When discussing Seattle’s new, progressive —FAIR!!— $15 per hour minimum wage, I wrote that business owners had just a few choices in response:
Critics, on the other hand (and including your humble correspondent), argue that the laws of economics cannot be repealed by legislative fiat: raise the cost of labor, and businesses will be faced with a choice from among four options — pass the costs on to the consumer; reduce labor costs by cutting hours or whole jobs; eat the costs and accept lower profits; or cease doing business in that jurisdiction, either by moving or closing shop.

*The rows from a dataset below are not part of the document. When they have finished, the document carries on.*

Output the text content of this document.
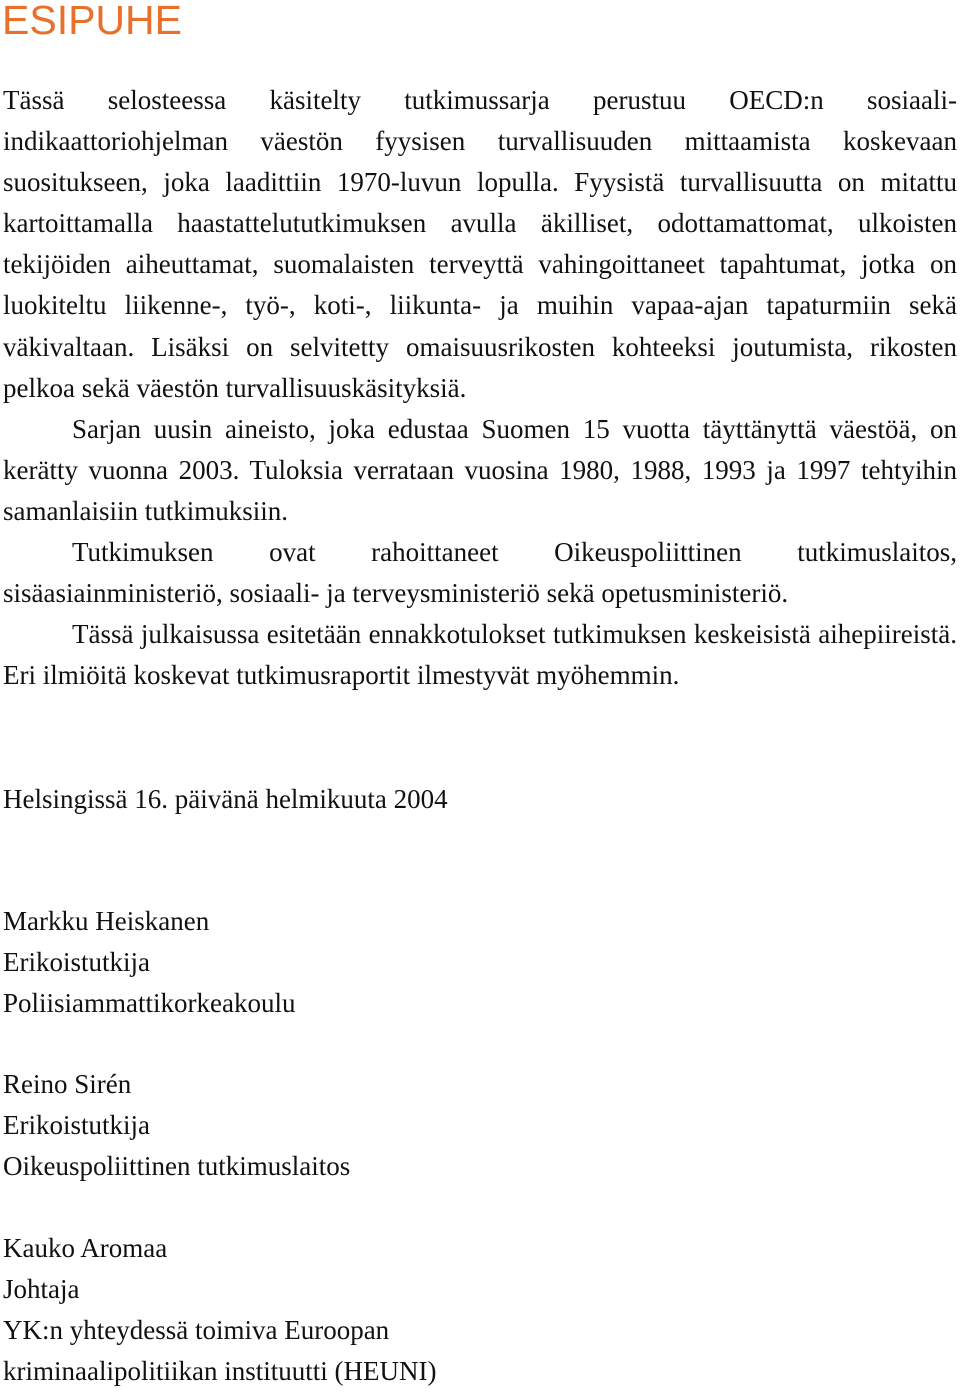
ESIPUHE

Tässä selosteessa käsitelty tutkimussarja perustuu OECD:n sosiaali-indikaattoriohjelman väestön fyysisen turvallisuuden mittaamista koskevaan suositukseen, joka laadittiin 1970-luvun lopulla. Fyysistä turvallisuutta on mitattu kartoittamalla haastattelututkimuksen avulla äkilliset, odottamattomat, ulkoisten tekijöiden aiheuttamat, suomalaisten terveyttä vahingoittaneet tapahtumat, jotka on luokiteltu liikenne-, työ-, koti-, liikunta- ja muihin vapaa-ajan tapaturmiin sekä väkivaltaan. Lisäksi on selvitetty omaisuusrikosten kohteeksi joutumista, rikosten pelkoa sekä väestön turvallisuuskäsityksiä.

Sarjan uusin aineisto, joka edustaa Suomen 15 vuotta täyttänyttä väestöä, on kerätty vuonna 2003. Tuloksia verrataan vuosina 1980, 1988, 1993 ja 1997 tehtyihin samanlaisiin tutkimuksiin.

Tutkimuksen ovat rahoittaneet Oikeuspoliittinen tutkimuslaitos, sisäasiainministeriö, sosiaali- ja terveysministeriö sekä opetusministeriö.

Tässä julkaisussa esitetään ennakkotulokset tutkimuksen keskeisistä aihepiireistä. Eri ilmiöitä koskevat tutkimusraportit ilmestyvät myöhemmin.

Helsingissä 16. päivänä helmikuuta 2004

Markku Heiskanen
Erikoistutkija
Poliisiammattikorkeakoulu
Reino Sirén
Erikoistutkija
Oikeuspoliittinen tutkimuslaitos
Kauko Aromaa
Johtaja
YK:n yhteydessä toimiva Euroopan
kriminaalipolitiikan instituutti (HEUNI)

Having seen some businesses hold off on hiring, while others moved out of Seattle, we now have an example of another option: pass the cost along to the consumer:
What’s wrong with SeaTac’s $15 min wage in 1 photo — Local businesses are now adding 8.25% “living wage surcharge” pic.twitter.com/IMifQRIWhN
— Mark J. Perry (@Mark_J_Perry) June 5, 2014
And just look at that sales tax, too: 10.9%. Add the “living wage charge” and…
Yep. This is going to be a very interesting experiment.
UPDATE: Just had it pointed out to me that SeaTac is not Seattle. My mistake; I’m not that familiar with Washington. Still, it can’t be all that long before Seattle itself sees these “living wage surcharges.” Also fixed the headline.
@irishspy This is only in effect in the City of Seatac (the airport environs) for now; but surely to come in the City of Seattle as well.